Por Ricardo Trotti (8 de mayo de 2025 – publicado Por
Cuadernos de Periodistas de la Asociación de Prensa de Madrid) -- Corría el
verano de 1976 cuando aterricé en las
vastas llanuras de Dakota del Norte como un joven estudiante de intercambio.
Jamás imaginé que me convertiría en un puente lingüístico para los trabajadores
golondrinas, aquellos hombres y mujeres de origen mexicano cuyo trabajo en los
campos de remolacha alimentaba la central azucarera del pueblo.
Aunque la
tierra les brindaba sustento, el español, por sí solo, aún no era la llave para
superar las barreras de comunicación y las limitaciones que enfrentaban a
diario.
Tiempo después, a principios de
la década del 80, mi vocación me llevó a Washington D.C., al corazón de un país
que comenzaba a sentir con fuerza el latido de la nueva inmigración. En las
páginas de El Pregonero, un periódico que daba voz a los recién llegados, cubrí
el arribo de miles de centroamericanos que buscaban una nueva vida en el barrio
de Adams Morgan. En aquellos días, el Centro Católico Hispano -dirigido por el ahora
cardenal Sean O’Malley, entonces un cura con español perfecto- se erigía como
un lugar de encuentro y esperanza.
En ese entonces empecé a observar
el profundo cambio que se estaba gestando. Aquella comunidad de 11,5 millones
de hispanos de 1976 crecía a un ritmo vertiginoso en todo el país. Hoy, cincuenta
años después, la población hispana, diversa en orígenes, alcanzó los 65
millones de personas; pasó de ser la primera minoría del país a transformarse
en la segunda población de habla hispana del mundo después de México.

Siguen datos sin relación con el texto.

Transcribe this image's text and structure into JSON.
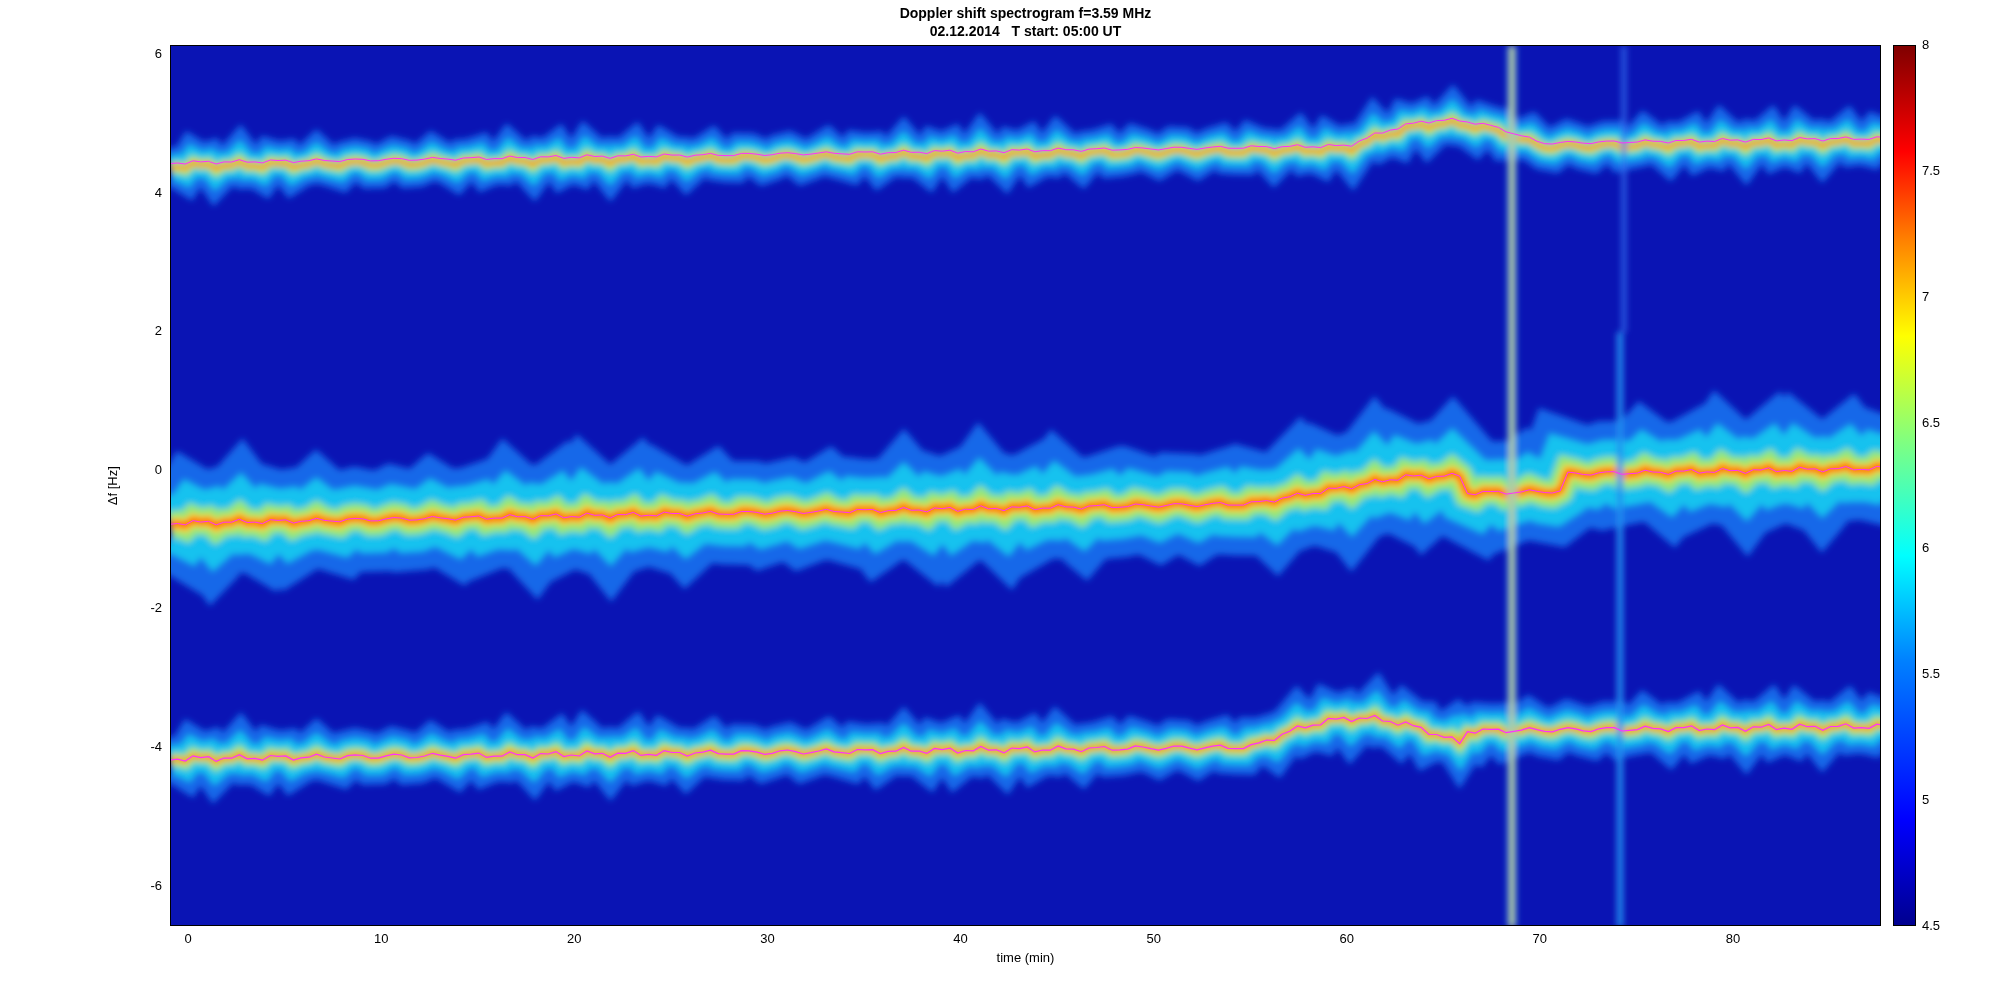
{
  "title": "Doppler shift spectrogram f=3.59 MHz",
  "subtitle": "02.12.2014   T start: 05:00 UT",
  "ylabel": "Δf [Hz]",
  "xlabel": "time (min)",
  "yticks": [
    "6",
    "4",
    "2",
    "0",
    "-2",
    "-4",
    "-6"
  ],
  "xticks": [
    "0",
    "10",
    "20",
    "30",
    "40",
    "50",
    "60",
    "70",
    "80"
  ],
  "colorbar_ticks": [
    "8",
    "7.5",
    "7",
    "6.5",
    "6",
    "5.5",
    "5",
    "4.5"
  ]
}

Una década después me asenté en Miami, donde trabajé
en El Nuevo Herald, uno de los diarios en español de mayor relevancia. Y en esta
ciudad, donde resido desde hace más de 30 años, pude apreciar la riqueza migratoria
y su diversidad de orígenes, donde la usual influencia de la diáspora cubana
(establecida desde la generación Peter Pan de los 60 hasta el Mariel de los 80)
se fue enriqueciendo con la llegada de colombianos, argentinos y venezolanos. La
masiva ola inmigratoria de las últimas cuatro décadas demuestra que Estados
Unidos se ha beneficiado de las crisis políticas y económicas de sus vecinos
del sur, marcadas por la pobreza, la corrupción, la inestabilidad y la
inseguridad. También remarca que las nuevas oleadas han traído consigo talentos
y habilidades, pero, sobre todo, algo invaluable e invisible a simple vista:
cultura e idioma.
Esta valiosa importación de
hispanidad y español no es nueva para el país, data de mucho antes de que las trece colonias estadunidenses declararan su
independencia de Inglaterra. Desde la llegada de los primeros exploradores y
colonos españoles en el siglo XVI, el idioma de Cervantes se extendió tras la
fundación en 1565 del asentamiento de San Agustín, en la Florida, y de la Luisiana
española entre 1763 y 1803. Sin embargo, el mayor cambio surgió después de la guerra
con México entre 1846 y 1848, tras la cual Estados Unidos anexó territorios
mexicanos, como California, Texas, Nuevo México, Arizona, entre otras áreas.